Я понял, что я не стану, как Авраам из Библии (патриарх то бишь) важной личностью, респектабельным VIP-ом, базисом рода. Это во-первых. Кто я? Шваль, шушера, лузер, лавочник, слаб себя кормить, а не то что ещё кого. Школу кончил отлично, в ВУЗе позвали, помню, на кафедру, в НИИ к докторской приступал. Толк? Всё обвалилось, всё пошло прахом. Бездарь, кулёма, лох, неумеха… А во-вторых и в-десятых и окончательно – мне конец, если я, год болея, вижу жизнь, словно вещь вовне, словно мы разлучаемся.
– Деньги есть, – объявил я, съехав на МКАД. – Немного. Так, рублей триста.
– Столько, пап, динозаврик стоил! Что тут поделаешь, надо ехать… Ох, дети учатся или ходят в детсадики, а я езжу. Что тут не поделаешь? – лицемерил он.

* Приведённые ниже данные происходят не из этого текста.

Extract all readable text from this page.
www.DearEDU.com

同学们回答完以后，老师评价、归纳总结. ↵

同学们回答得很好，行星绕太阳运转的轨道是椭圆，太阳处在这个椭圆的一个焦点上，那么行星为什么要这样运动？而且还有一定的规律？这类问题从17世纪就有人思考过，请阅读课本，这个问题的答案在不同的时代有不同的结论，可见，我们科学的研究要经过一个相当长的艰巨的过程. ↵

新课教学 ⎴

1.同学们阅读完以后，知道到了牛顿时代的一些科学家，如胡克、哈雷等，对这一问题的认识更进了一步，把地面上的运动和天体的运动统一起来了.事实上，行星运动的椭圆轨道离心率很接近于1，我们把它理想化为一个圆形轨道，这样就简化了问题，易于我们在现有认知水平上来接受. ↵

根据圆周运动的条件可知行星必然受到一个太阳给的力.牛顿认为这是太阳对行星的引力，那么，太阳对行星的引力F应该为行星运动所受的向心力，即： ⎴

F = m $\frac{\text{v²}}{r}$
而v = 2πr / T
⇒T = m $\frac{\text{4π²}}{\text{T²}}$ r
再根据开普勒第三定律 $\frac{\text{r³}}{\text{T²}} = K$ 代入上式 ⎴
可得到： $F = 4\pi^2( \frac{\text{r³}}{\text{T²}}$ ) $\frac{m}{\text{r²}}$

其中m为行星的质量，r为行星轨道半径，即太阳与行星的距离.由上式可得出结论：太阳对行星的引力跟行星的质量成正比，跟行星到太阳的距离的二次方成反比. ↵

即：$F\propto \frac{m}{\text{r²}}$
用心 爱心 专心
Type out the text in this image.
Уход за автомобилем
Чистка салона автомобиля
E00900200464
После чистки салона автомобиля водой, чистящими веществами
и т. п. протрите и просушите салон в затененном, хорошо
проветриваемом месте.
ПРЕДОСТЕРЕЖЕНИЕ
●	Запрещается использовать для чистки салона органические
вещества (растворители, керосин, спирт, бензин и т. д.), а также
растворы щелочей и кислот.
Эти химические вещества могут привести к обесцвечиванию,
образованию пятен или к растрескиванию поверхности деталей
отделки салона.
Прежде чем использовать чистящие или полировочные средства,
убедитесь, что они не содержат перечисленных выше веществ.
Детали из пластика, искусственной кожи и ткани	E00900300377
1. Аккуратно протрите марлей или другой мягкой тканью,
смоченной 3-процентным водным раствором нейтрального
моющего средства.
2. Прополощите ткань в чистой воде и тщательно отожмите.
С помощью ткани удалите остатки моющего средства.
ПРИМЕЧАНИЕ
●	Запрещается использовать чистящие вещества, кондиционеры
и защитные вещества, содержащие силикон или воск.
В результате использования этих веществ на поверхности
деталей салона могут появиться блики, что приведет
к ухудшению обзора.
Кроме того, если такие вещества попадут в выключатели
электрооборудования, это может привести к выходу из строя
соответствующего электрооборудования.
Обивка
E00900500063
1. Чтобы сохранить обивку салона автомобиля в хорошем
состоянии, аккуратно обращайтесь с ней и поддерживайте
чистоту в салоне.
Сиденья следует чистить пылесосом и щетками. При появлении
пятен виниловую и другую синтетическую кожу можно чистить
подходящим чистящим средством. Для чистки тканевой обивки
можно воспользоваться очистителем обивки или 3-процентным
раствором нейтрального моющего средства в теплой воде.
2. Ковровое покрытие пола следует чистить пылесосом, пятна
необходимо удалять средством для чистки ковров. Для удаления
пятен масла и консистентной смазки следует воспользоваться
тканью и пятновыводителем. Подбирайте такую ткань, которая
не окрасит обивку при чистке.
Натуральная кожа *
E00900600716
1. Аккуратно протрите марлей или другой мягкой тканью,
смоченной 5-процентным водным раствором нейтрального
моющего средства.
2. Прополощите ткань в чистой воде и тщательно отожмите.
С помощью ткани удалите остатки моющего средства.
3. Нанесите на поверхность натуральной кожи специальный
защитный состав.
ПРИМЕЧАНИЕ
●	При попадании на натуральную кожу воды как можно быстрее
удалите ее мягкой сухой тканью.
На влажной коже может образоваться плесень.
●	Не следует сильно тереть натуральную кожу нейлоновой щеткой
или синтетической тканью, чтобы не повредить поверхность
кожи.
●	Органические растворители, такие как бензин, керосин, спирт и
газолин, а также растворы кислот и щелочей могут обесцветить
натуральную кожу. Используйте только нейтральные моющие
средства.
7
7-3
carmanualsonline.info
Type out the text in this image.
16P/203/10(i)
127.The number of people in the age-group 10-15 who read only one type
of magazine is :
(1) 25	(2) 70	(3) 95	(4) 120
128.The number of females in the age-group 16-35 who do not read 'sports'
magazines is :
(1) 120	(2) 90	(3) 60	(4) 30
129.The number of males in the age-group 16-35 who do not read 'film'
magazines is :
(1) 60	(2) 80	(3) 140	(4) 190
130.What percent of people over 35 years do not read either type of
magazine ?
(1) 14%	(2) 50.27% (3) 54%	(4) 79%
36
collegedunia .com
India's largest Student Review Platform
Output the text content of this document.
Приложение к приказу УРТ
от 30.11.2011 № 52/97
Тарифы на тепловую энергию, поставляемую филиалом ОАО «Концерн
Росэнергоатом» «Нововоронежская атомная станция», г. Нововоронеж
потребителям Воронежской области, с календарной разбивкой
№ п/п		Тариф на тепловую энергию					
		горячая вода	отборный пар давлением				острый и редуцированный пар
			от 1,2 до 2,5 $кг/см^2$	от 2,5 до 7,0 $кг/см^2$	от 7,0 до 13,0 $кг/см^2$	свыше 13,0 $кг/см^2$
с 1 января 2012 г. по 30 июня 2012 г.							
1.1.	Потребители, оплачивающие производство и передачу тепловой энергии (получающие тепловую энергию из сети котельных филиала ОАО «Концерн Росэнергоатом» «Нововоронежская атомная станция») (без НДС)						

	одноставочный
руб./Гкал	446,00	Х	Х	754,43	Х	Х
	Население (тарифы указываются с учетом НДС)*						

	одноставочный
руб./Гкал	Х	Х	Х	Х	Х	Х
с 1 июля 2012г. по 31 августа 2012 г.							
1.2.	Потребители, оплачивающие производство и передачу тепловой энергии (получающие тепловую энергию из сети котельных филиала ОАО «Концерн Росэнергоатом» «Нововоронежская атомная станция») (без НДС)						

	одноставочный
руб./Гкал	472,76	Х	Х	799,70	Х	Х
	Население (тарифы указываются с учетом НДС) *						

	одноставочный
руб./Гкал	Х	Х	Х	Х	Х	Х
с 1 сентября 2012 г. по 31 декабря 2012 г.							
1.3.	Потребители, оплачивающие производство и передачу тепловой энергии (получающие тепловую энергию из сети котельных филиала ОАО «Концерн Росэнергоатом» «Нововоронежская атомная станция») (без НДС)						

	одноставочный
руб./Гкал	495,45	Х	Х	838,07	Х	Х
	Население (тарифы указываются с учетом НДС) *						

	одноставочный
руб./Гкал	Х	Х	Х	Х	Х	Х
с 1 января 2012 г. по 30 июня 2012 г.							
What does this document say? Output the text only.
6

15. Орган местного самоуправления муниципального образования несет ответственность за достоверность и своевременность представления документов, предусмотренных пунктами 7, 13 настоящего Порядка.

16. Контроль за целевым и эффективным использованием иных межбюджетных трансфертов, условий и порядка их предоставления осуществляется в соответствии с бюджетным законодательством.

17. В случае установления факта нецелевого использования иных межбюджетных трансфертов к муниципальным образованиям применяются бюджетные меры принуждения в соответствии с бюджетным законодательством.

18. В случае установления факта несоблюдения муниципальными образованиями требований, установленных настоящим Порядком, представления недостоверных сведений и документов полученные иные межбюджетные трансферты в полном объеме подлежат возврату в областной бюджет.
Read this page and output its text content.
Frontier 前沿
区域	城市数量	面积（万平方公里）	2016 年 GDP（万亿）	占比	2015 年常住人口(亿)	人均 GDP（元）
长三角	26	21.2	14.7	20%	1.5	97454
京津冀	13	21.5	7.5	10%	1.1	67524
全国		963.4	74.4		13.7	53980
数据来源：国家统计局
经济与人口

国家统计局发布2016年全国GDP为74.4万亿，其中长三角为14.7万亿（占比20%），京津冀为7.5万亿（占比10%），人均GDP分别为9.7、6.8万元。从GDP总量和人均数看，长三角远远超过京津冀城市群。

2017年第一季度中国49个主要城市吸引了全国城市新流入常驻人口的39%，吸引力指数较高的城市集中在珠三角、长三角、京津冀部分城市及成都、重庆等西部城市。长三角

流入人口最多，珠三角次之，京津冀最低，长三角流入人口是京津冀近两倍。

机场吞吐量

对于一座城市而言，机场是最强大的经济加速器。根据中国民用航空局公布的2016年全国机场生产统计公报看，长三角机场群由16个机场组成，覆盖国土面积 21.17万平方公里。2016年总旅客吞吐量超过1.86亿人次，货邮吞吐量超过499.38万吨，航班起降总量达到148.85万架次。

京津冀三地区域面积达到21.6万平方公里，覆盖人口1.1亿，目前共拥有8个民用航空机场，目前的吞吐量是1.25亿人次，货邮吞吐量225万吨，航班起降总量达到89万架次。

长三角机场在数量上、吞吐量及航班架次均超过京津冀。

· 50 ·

МКАД была смертоносной: узкой, разбитой, с ямами между встречек, в язвах заторов. Мчащие хапать, грабить, паскудить (и побыстрее, чтоб себя сделать в новой формации), люди мёрли от стрессов в долгих стояниях, ссорились, убивали друг друга и расшибались. Вспыхнул раз бензовоз на спуске, я проскочил-таки перед взрывом. Лопалась камера – и в грязи, под дождём, ветром, снегом, с шансом быть сбитым, я заменял её. МКАД была точно дантов круг зла и агония с эмуляцией в нечто с ником «Россия».
О, неспроста всё!
Вдруг пробил час и явлено: « Возжелал Я запнуть сей мир и сгубить людей »?